Thursday, June 24, 2010

Rumble in the Capital

As a girl growing up on Air Force bases across Canada, I quickly developed a healthy respect for the awesome power of airplanes. Particularly since I was about six, when a friend of the family lost her husband in a flying accident, I have had an even healthier fear of airplanes crashing. (I mention this only as an indicator that I have had this fear since well before 9/11, when most sane people developed similar fears.)

As a base brat I became attuned to the various sounds of flying. I could tell the difference between takeoff and landing without looking, and during one particular summer could actually differentiate between the sounds of an F-14 and an F-18. I can't do either anymore, but I still peer suspiciously at the sky when I hear an aircraft which seems to be flying unusually low over a civilian area, while I look for smoke trails or a brighter light signalling a fire and not the wingtip lights. Just in case, y'know.

As I was playing a video game on the computer yesterday, on the upstairs level of our house, I was in the midst of a battle scene when this faint rumble began. For two seconds, my brain thought,"Cool, I'm really getting into the game." Then the rumble got much louder and the house started to shake. I swear on everything I hold dear I truly thought it was a plane coming down. I stood up and peeked out the curtains for about half a second, to assess where the noise was coming from and in which direction I should run to avoid having my head removed by an errant wingtip ripping through my roof. It was so loud!!

I didn't see anything in that split second, so I ran out of the office just in time to hear and see the mirror in the guest bathroom, which was never attached to the wall, fall forward and hit the faucet, sink, toilet and floor in quick sequence, shattering into a million pieces. Ash bolted downstairs and hid under the dining room table. I ran past him into the living room, where our touch lamp was flickering on and off, to see if I could spot contrails from the patio door. Nothing there. As I ran to the front door I spotted Juno diving under the living room chair. I still saw nothing, and by then the rumbling had stopped. It was only about 30 seconds. Not the longest 30 seconds of my life, but maybe in the top ten.

I hurriedly threw on some clothes (hey, it was my day off) and ran outside. A few neighbors were out there (including, I kid you not, a woman on her knees with her hands up in the air, praying). I called across the street to two women, "What WAS that?" A couple of shrugs. I ran back inside to grab the cat carriers in case I needed to get the cats out, wrinkling my nose in distaste at the state of them (what? they're not used that often, and basements are dusty). Went on a cat hunt and found Juno immediately, but I couldn't find Ash. He had fled from the dining room table, and it took ten minutes before he finally came up from the basement. Lots of good hiding places there. Figuring the worst of whatever it was was over, I ran upstairs and picked up the phone - no signal. I remembered that the computer was still on. Internet? Check. Immediately jumped on Facebook, where there was already a deluge of posts.
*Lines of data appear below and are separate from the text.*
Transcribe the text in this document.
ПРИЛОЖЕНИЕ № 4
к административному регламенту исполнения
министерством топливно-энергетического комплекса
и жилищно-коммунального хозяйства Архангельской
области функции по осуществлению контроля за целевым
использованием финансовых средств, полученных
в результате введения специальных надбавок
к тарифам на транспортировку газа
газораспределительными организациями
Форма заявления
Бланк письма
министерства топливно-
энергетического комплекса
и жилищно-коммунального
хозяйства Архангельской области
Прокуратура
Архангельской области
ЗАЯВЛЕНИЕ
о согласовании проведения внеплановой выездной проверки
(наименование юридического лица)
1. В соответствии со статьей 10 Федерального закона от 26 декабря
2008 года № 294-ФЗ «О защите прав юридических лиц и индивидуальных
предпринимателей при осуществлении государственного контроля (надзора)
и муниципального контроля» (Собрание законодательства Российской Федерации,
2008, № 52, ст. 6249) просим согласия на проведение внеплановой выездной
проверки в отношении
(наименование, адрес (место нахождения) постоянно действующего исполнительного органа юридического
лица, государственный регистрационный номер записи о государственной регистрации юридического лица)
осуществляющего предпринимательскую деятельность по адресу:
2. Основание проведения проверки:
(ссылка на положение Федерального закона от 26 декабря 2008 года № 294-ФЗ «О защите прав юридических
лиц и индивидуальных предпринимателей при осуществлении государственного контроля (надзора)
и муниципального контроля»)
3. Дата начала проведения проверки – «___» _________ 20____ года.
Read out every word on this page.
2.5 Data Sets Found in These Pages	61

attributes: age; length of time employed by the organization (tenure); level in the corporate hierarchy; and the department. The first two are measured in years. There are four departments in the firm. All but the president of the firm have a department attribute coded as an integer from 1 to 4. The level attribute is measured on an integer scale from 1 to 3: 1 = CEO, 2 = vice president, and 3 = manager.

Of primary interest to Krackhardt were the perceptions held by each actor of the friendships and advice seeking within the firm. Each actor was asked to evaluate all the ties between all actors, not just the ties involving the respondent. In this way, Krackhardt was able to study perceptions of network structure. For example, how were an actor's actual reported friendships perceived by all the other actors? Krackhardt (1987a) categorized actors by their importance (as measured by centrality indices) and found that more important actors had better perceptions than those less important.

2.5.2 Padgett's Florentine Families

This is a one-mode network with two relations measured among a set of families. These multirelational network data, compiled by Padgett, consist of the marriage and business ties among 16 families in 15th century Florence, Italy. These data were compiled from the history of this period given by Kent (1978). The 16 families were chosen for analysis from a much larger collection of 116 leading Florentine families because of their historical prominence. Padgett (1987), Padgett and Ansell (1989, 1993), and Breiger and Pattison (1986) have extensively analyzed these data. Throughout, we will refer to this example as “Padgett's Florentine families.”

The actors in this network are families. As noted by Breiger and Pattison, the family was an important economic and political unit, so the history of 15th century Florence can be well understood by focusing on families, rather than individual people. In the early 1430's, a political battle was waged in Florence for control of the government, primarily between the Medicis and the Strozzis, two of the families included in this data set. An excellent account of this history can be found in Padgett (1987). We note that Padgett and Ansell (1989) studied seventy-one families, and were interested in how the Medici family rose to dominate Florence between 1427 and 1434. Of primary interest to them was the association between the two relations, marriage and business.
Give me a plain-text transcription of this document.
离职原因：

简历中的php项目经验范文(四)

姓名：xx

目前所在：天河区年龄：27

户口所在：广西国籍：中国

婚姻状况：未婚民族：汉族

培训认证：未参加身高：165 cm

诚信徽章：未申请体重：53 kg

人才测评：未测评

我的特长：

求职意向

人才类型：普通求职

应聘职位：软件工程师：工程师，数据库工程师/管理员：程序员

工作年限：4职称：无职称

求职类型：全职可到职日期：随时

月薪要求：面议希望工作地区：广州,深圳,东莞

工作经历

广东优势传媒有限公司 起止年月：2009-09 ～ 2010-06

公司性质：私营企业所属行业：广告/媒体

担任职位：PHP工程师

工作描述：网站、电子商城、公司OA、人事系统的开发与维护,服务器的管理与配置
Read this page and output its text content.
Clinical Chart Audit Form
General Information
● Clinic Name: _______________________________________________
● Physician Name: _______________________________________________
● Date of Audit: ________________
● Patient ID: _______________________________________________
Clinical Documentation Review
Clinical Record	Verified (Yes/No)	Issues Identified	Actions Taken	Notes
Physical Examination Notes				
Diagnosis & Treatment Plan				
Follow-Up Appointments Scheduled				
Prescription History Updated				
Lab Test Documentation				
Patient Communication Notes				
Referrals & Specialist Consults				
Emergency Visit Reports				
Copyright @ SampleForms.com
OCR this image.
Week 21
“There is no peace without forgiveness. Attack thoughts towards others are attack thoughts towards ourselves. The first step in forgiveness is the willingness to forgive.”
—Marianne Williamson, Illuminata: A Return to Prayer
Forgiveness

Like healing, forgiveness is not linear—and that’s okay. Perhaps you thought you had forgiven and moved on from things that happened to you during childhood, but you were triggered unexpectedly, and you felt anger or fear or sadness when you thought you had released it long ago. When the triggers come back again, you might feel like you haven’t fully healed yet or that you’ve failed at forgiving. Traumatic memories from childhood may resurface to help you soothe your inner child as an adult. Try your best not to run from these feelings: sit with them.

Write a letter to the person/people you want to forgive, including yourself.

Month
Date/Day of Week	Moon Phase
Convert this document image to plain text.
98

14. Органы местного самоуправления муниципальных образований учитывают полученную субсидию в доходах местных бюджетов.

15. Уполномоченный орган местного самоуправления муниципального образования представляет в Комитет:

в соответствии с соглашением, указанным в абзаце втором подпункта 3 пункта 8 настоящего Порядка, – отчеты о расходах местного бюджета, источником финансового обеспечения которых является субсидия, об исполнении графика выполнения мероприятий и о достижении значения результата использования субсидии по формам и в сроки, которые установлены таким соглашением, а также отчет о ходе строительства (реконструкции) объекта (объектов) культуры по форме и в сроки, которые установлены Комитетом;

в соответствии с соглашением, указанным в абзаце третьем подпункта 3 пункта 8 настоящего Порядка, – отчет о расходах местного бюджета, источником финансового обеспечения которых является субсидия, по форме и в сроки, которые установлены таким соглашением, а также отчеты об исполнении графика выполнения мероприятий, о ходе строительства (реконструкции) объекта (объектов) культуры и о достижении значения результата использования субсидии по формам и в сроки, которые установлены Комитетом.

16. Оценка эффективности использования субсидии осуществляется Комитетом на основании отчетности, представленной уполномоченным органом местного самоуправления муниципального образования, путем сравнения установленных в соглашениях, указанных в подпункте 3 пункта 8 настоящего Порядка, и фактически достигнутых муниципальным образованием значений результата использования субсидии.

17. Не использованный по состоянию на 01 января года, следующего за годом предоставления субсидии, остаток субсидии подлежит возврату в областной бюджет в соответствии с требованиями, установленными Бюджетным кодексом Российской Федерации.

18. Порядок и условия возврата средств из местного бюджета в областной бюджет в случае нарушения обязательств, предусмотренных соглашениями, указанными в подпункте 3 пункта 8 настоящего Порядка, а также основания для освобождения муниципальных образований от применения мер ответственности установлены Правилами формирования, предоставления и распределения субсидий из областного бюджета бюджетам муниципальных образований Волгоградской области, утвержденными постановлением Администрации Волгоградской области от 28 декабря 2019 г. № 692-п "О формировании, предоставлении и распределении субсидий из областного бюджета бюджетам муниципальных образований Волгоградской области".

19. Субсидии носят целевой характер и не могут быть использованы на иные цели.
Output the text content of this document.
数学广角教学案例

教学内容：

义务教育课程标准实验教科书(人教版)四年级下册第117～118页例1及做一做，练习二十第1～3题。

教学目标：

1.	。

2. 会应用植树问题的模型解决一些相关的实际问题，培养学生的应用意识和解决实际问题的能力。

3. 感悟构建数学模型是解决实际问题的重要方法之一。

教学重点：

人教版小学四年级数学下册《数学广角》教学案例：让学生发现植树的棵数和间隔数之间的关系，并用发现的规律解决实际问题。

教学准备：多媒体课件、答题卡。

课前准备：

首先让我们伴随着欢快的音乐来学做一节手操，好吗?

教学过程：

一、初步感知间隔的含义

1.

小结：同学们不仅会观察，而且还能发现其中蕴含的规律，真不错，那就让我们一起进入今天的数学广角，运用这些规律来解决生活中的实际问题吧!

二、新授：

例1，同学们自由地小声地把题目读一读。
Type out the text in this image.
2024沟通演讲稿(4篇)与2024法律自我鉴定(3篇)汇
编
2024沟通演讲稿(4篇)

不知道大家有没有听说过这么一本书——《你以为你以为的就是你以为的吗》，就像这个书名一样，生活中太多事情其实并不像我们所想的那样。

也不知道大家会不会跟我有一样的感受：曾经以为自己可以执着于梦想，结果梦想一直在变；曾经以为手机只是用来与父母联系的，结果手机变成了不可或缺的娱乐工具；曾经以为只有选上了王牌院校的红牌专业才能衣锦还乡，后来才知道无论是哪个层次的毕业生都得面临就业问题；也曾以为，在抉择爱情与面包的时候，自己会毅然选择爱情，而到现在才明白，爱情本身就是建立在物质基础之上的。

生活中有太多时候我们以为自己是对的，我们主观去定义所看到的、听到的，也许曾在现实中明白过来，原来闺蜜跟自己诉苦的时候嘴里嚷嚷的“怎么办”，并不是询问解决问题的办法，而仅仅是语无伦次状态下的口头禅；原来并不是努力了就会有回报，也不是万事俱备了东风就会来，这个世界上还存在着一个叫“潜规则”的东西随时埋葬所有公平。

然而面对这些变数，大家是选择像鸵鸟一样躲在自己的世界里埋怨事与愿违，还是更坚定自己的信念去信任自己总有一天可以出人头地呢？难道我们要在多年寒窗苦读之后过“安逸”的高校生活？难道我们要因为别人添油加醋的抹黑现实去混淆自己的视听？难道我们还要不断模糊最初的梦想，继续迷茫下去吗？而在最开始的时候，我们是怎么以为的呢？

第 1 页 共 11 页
So, as all of Canada knows by now, it was actually an earthquake that hit the Quebec-Ottawa region (and not, as I had feared, a large airplane), measuring approximately 5.0 on the Richter scale. There are reports of minor damage in Ottawa, such as broken windows and fallen chimneys, with more serious damage in areas of Bowman, QC, the worst being a collapsed causeway and a damaged church roof. The quake was felt as far south as New York City, as far west as Thunder Bay.

So I made it through my first real earthquake and lived to tell the tale. The only casualty in my house was the mirror and the cats' nerves. Well, mine too. Took an hour for my fingers to stop shaking. But now I know what an earthquake feels like, so I'll hopefully be less panicked next time it happens.

(And just so we're clear, I'm not actually afraid to fly. I'm afraid to crash. On one memorable flight home to Halifax during my university years, I sat in the window seat right next to the propeller... during a snowstorm. I have a vivid imagination, and so the mental image of the propeller, a black silhouette against a backdrop of blowing snow and a bright winglight, rotating right off its casing, slicing through the cabin, and removing my legs below the knee, still stays with me.)